Enquanto entidades de trabalhadores e aplicativos buscam elaborar uma proposta para regulamentar as atividades executadas por meio de plataformas, as velhas questões permanecem.
No caso da Uber, os motoristas possuem algumas características de uma relação clara de emprego, como estar subordinados a um algoritmo das empresas que gerencia e avalia o trabalho.
Ao mesmo tempo, seguem o modelo de flexibilidade. Ninguém obriga o entregador ou o motorista a estarem logados em determinado horário e local.
No Reino Unido, por exemplo, a Suprema Corte decidiu em 2021 que os motoristas eram “trabalhadores”, categoria profissional no Reino Unido que faz com que tenham direito a salário mínimo, férias e aposentadoria. Demais países pelo mundo seguem, assim como o Brasil, pensando na melhor definição para dar a estes trabalhadores.
Um dos problemas apontados por especialistas é a falta de regras quanto à contribuição previdenciária de trabalhadores do setor. Isso os deixa desprotegidos em casos de acidente ou de doenças que exijam afastamento do trabalho. Também não recebem salário-maternidade e não deixam pensão por morte para dependentes.

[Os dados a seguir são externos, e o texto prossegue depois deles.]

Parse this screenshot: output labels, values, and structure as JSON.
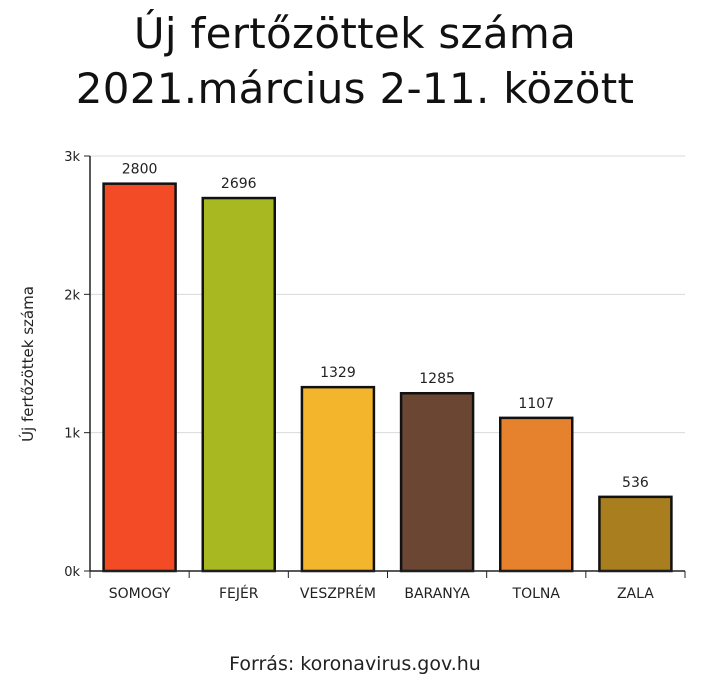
{
  "title_line1": "Új fertőzöttek száma",
  "title_line2": "2021.március 2-11. között",
  "source": "Forrás: koronavirus.gov.hu",
  "chart_data": {
    "type": "bar",
    "title": "Új fertőzöttek száma 2021.március 2-11. között",
    "xlabel": "",
    "ylabel": "Új fertőzöttek száma",
    "ylim": [
      0,
      3000
    ],
    "yticks": [
      0,
      1000,
      2000,
      3000
    ],
    "ytick_labels": [
      "0k",
      "1k",
      "2k",
      "3k"
    ],
    "grid": true,
    "categories": [
      "SOMOGY",
      "FEJÉR",
      "VESZPRÉM",
      "BARANYA",
      "TOLNA",
      "ZALA"
    ],
    "values": [
      2800,
      2696,
      1329,
      1285,
      1107,
      536
    ],
    "value_labels": [
      "2800",
      "2696",
      "1329",
      "1285",
      "1107",
      "536"
    ],
    "colors": [
      "#f44b27",
      "#a8b820",
      "#f2b52c",
      "#6b4632",
      "#e6812e",
      "#a97e1f"
    ]
  }
}
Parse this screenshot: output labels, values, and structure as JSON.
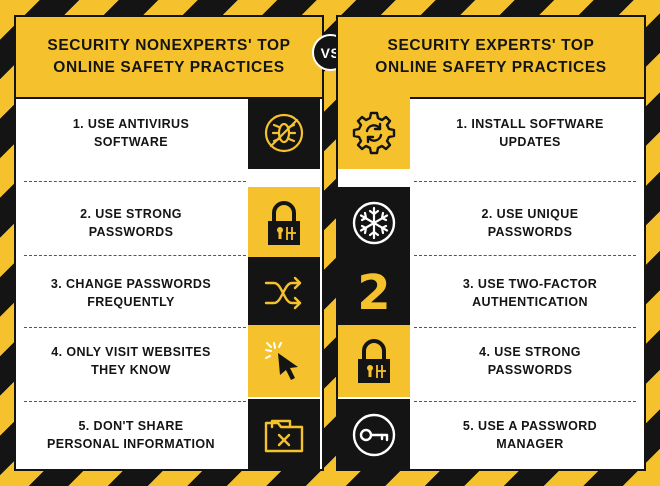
{
  "left": {
    "title_line1": "SECURITY NONEXPERTS' TOP",
    "title_line2": "ONLINE SAFETY PRACTICES",
    "items": [
      {
        "line1": "1. USE ANTIVIRUS",
        "line2": "SOFTWARE",
        "icon": "no-bug-icon"
      },
      {
        "line1": "2. USE STRONG",
        "line2": "PASSWORDS",
        "icon": "padlock-icon"
      },
      {
        "line1": "3. CHANGE PASSWORDS",
        "line2": "FREQUENTLY",
        "icon": "shuffle-icon"
      },
      {
        "line1": "4. ONLY VISIT WEBSITES",
        "line2": "THEY KNOW",
        "icon": "cursor-click-icon"
      },
      {
        "line1": "5. DON'T SHARE",
        "line2": "PERSONAL INFORMATION",
        "icon": "folder-x-icon"
      }
    ]
  },
  "vs_label": "VS",
  "right": {
    "title_line1": "SECURITY EXPERTS' TOP",
    "title_line2": "ONLINE SAFETY PRACTICES",
    "items": [
      {
        "line1": "1. INSTALL SOFTWARE",
        "line2": "UPDATES",
        "icon": "gear-refresh-icon"
      },
      {
        "line1": "2. USE UNIQUE",
        "line2": "PASSWORDS",
        "icon": "snowflake-icon"
      },
      {
        "line1": "3. USE TWO-FACTOR",
        "line2": "AUTHENTICATION",
        "icon": "number-two-icon",
        "glyph": "2"
      },
      {
        "line1": "4. USE STRONG",
        "line2": "PASSWORDS",
        "icon": "padlock-icon"
      },
      {
        "line1": "5. USE A PASSWORD",
        "line2": "MANAGER",
        "icon": "key-icon"
      }
    ]
  },
  "colors": {
    "yellow": "#f5c22d",
    "black": "#141414",
    "white": "#ffffff"
  }
}
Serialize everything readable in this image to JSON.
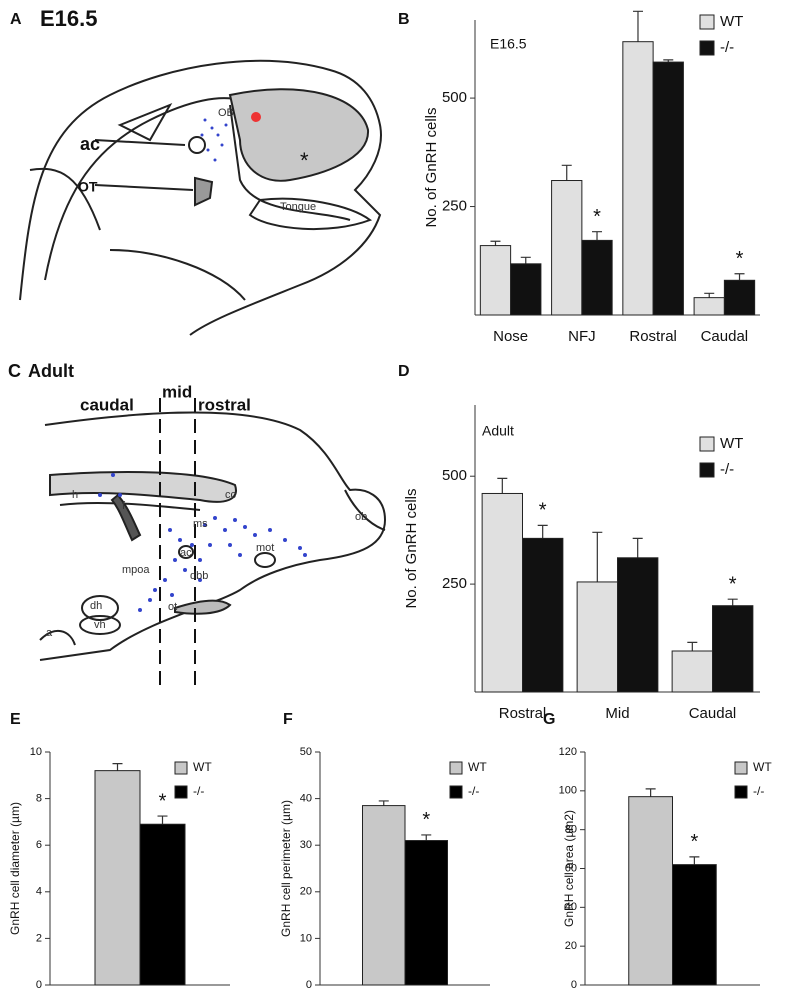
{
  "diagrams": {
    "A": {
      "label": "A",
      "title": "E16.5",
      "labels": [
        "ac",
        "OT",
        "OB",
        "Tongue",
        "*"
      ]
    },
    "C": {
      "label": "C",
      "title": "Adult",
      "labels": [
        "caudal",
        "mid",
        "rostral",
        "cc",
        "h",
        "f",
        "ms",
        "ob",
        "mpoa",
        "ac",
        "dbb",
        "mot",
        "ot",
        "dh",
        "vh",
        "a"
      ]
    }
  },
  "chart_data": [
    {
      "type": "bar",
      "panel_label": "B",
      "title": "E16.5",
      "y_label": "No. of GnRH    cells",
      "categories": [
        "Nose",
        "NFJ",
        "Rostral",
        "Caudal"
      ],
      "series": [
        {
          "name": "WT",
          "color": "#e0e0e0",
          "values": [
            160,
            310,
            630,
            40
          ],
          "errors": [
            10,
            35,
            70,
            10
          ],
          "significance": [
            null,
            null,
            null,
            null
          ]
        },
        {
          "name": "-/-",
          "color": "#111111",
          "values": [
            118,
            172,
            583,
            80
          ],
          "errors": [
            15,
            20,
            5,
            15
          ],
          "significance": [
            null,
            "*",
            null,
            "*"
          ]
        }
      ],
      "ylim": [
        0,
        680
      ],
      "yticks": [
        250,
        500
      ],
      "legend": "upper right"
    },
    {
      "type": "bar",
      "panel_label": "D",
      "title": "Adult",
      "y_label": "No. of GnRH    cells",
      "categories": [
        "Rostral",
        "Mid",
        "Caudal"
      ],
      "series": [
        {
          "name": "WT",
          "color": "#e0e0e0",
          "values": [
            460,
            255,
            95
          ],
          "errors": [
            35,
            115,
            20
          ],
          "significance": [
            null,
            null,
            null
          ]
        },
        {
          "name": "-/-",
          "color": "#111111",
          "values": [
            356,
            311,
            200
          ],
          "errors": [
            30,
            45,
            15
          ],
          "significance": [
            "*",
            null,
            "*"
          ]
        }
      ],
      "ylim": [
        0,
        665
      ],
      "yticks": [
        250,
        500
      ],
      "legend": "upper right"
    },
    {
      "type": "bar",
      "panel_label": "E",
      "y_label": "GnRH cell diameter (µm)",
      "series": [
        {
          "name": "WT",
          "color": "#c8c8c8",
          "values": [
            9.2
          ],
          "errors": [
            0.3
          ],
          "significance": [
            null
          ]
        },
        {
          "name": "-/-",
          "color": "#000000",
          "values": [
            6.9
          ],
          "errors": [
            0.35
          ],
          "significance": [
            "*"
          ]
        }
      ],
      "ylim": [
        0,
        10
      ],
      "yticks": [
        0,
        2,
        4,
        6,
        8,
        10
      ],
      "legend": "upper right"
    },
    {
      "type": "bar",
      "panel_label": "F",
      "y_label": "GnRH cell perimeter (µm)",
      "series": [
        {
          "name": "WT",
          "color": "#c8c8c8",
          "values": [
            38.5
          ],
          "errors": [
            1
          ],
          "significance": [
            null
          ]
        },
        {
          "name": "-/-",
          "color": "#000000",
          "values": [
            31
          ],
          "errors": [
            1.2
          ],
          "significance": [
            "*"
          ]
        }
      ],
      "ylim": [
        0,
        50
      ],
      "yticks": [
        0,
        10,
        20,
        30,
        40,
        50
      ],
      "legend": "upper right"
    },
    {
      "type": "bar",
      "panel_label": "G",
      "y_label": "GnRH cell area (µm2)",
      "series": [
        {
          "name": "WT",
          "color": "#c8c8c8",
          "values": [
            97
          ],
          "errors": [
            4
          ],
          "significance": [
            null
          ]
        },
        {
          "name": "-/-",
          "color": "#000000",
          "values": [
            62
          ],
          "errors": [
            4
          ],
          "significance": [
            "*"
          ]
        }
      ],
      "ylim": [
        0,
        120
      ],
      "yticks": [
        0,
        20,
        40,
        60,
        80,
        100,
        120
      ],
      "legend": "upper right"
    }
  ]
}
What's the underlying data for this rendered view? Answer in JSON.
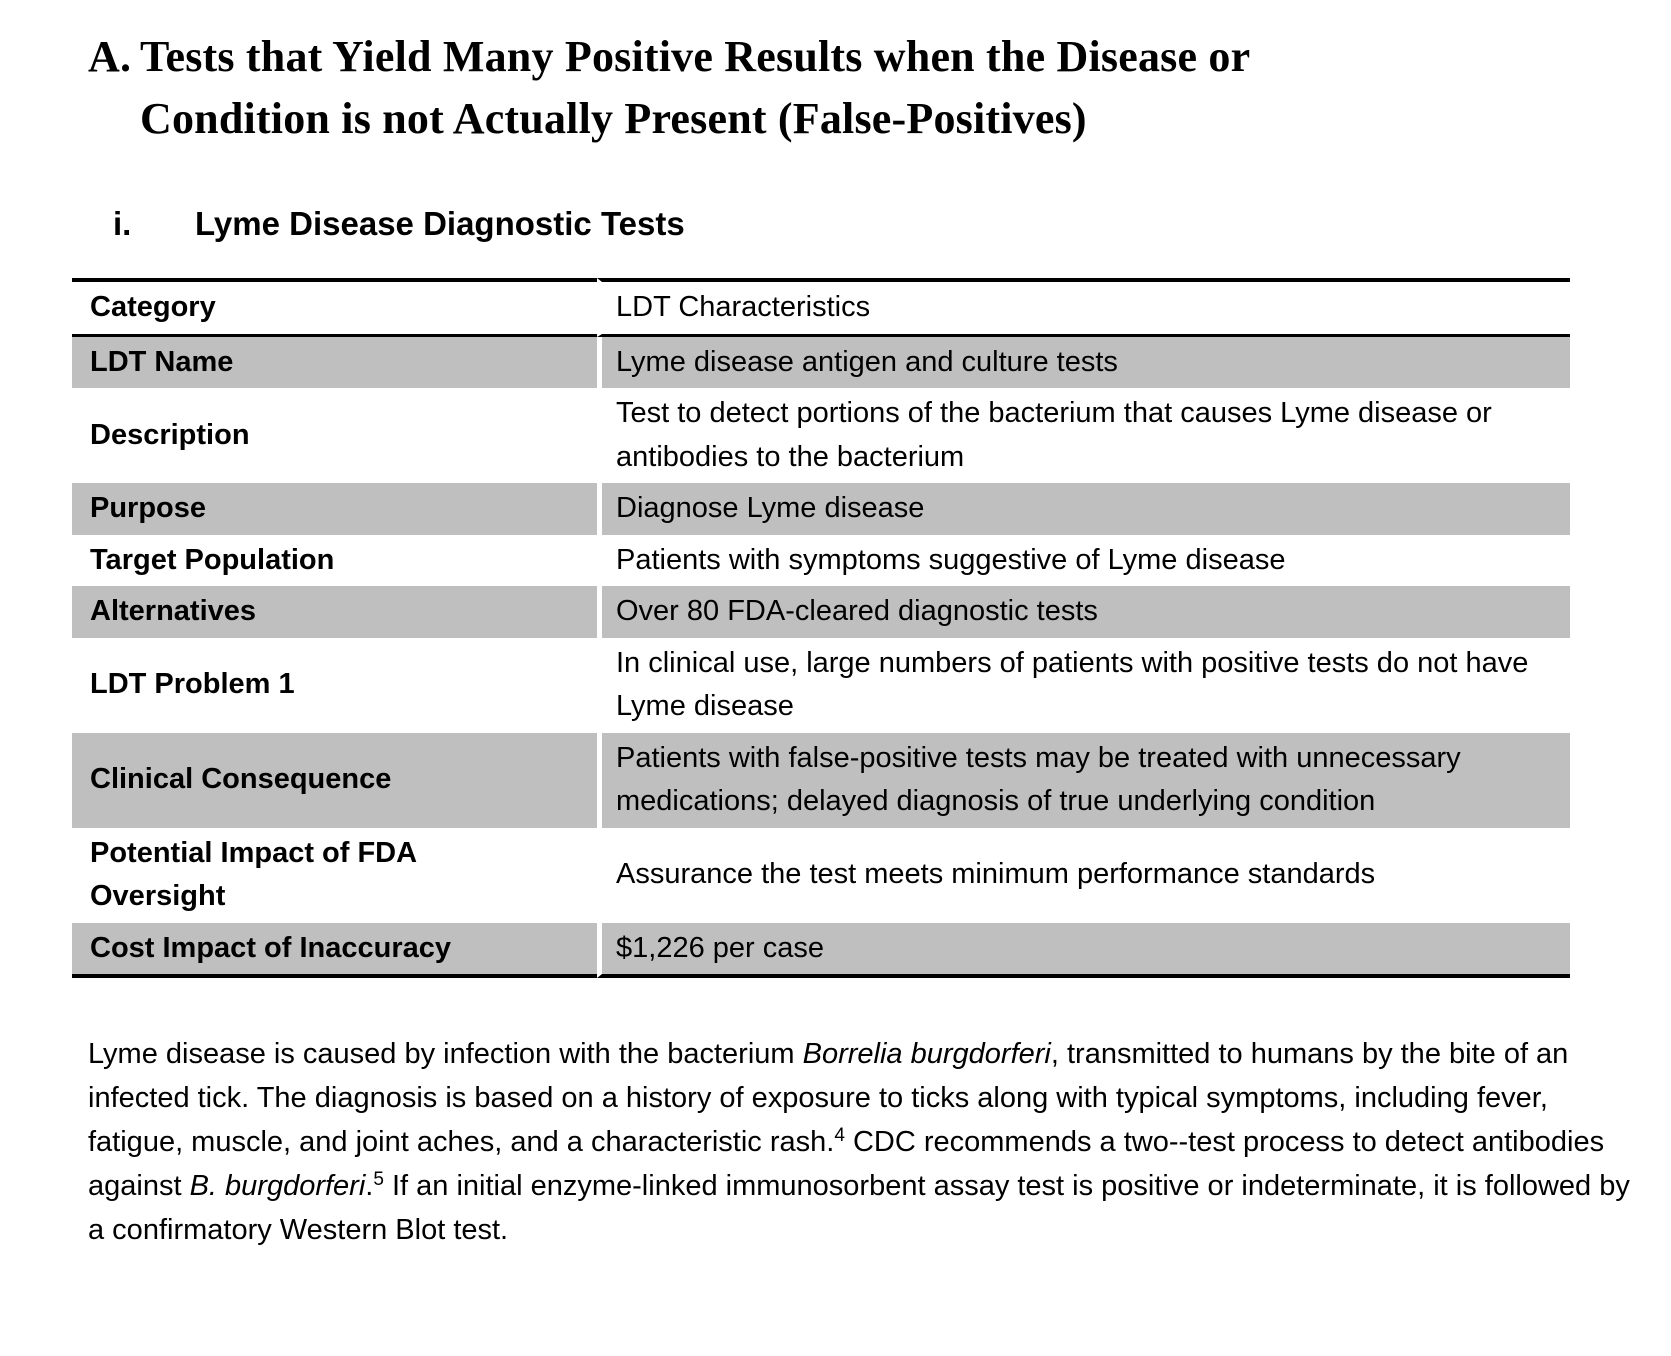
{
  "heading": {
    "marker": "A.",
    "lines": [
      "Tests that Yield Many Positive Results when the Disease or",
      "Condition is not Actually Present (False-Positives)"
    ]
  },
  "subheading": {
    "marker": "i.",
    "text": "Lyme Disease Diagnostic Tests"
  },
  "table": {
    "headers": [
      "Category",
      "LDT Characteristics"
    ],
    "rows": [
      {
        "category": "LDT Name",
        "value": "Lyme disease antigen and culture tests",
        "shaded": true
      },
      {
        "category": "Description",
        "value": "Test to detect portions of the bacterium that causes Lyme disease or antibodies to the bacterium",
        "shaded": false
      },
      {
        "category": "Purpose",
        "value": "Diagnose Lyme disease",
        "shaded": true
      },
      {
        "category": "Target Population",
        "value": "Patients with symptoms suggestive of Lyme disease",
        "shaded": false
      },
      {
        "category": "Alternatives",
        "value": "Over 80 FDA-cleared diagnostic tests",
        "shaded": true
      },
      {
        "category": "LDT Problem 1",
        "value": "In clinical use, large numbers of patients with positive tests do not have Lyme disease",
        "shaded": false
      },
      {
        "category": "Clinical Consequence",
        "value": "Patients with false-positive tests may be treated with unnecessary medications; delayed diagnosis of true underlying condition",
        "shaded": true
      },
      {
        "category": "Potential Impact of FDA Oversight",
        "value": "Assurance the test meets minimum performance standards",
        "shaded": false
      },
      {
        "category": "Cost Impact of Inaccuracy",
        "value": "$1,226 per case",
        "shaded": true
      }
    ]
  },
  "paragraph": {
    "segments": [
      {
        "text": "Lyme disease is caused by infection with the bacterium ",
        "style": "normal"
      },
      {
        "text": "Borrelia burgdorferi",
        "style": "italic"
      },
      {
        "text": ", transmitted to humans by the bite of an infected tick. The diagnosis is based on a history of exposure to ticks along with typical symptoms, including fever, fatigue, muscle, and joint aches, and a characteristic rash.",
        "style": "normal"
      },
      {
        "text": "4",
        "style": "superscript"
      },
      {
        "text": " CDC recommends a two--test process to detect antibodies against ",
        "style": "normal"
      },
      {
        "text": "B. burgdorferi",
        "style": "italic"
      },
      {
        "text": ".",
        "style": "normal"
      },
      {
        "text": "5",
        "style": "superscript"
      },
      {
        "text": " If an initial enzyme-linked immunosorbent assay test is positive or indeterminate, it is followed by a confirmatory Western Blot test.",
        "style": "normal"
      }
    ]
  },
  "colors": {
    "shaded_row": "#bfbfbf",
    "table_border": "#000000",
    "text": "#000000",
    "page_background": "#ffffff"
  }
}
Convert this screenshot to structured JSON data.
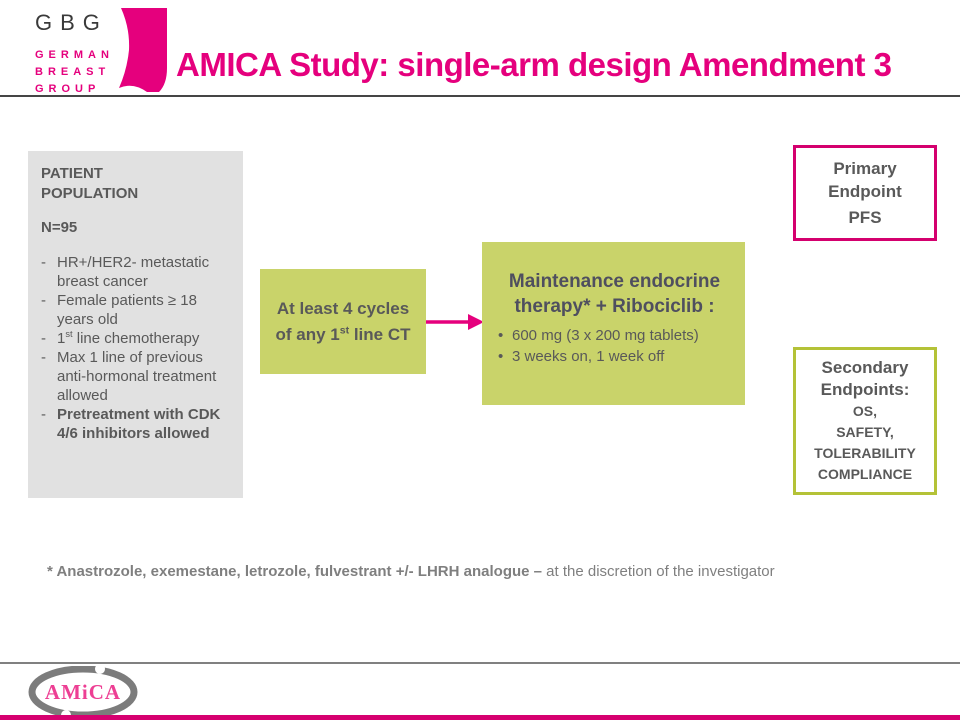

Uma reportagem da BBC News Brasil mostrou que apenas um a cada quatro (23%) entregadores e motoristas autônomos paga contribuição ao INSS, segundo estudo de pesquisadores do Instituto de Pesquisa Econômica Aplicada (Ipea) e do Instituto Brasileiro de Geografia e Estatística (IBGE). Ou seja, os outros 77%, além de não terem seu tempo de trabalho contado para a aposentadoria, estão desprotegidos.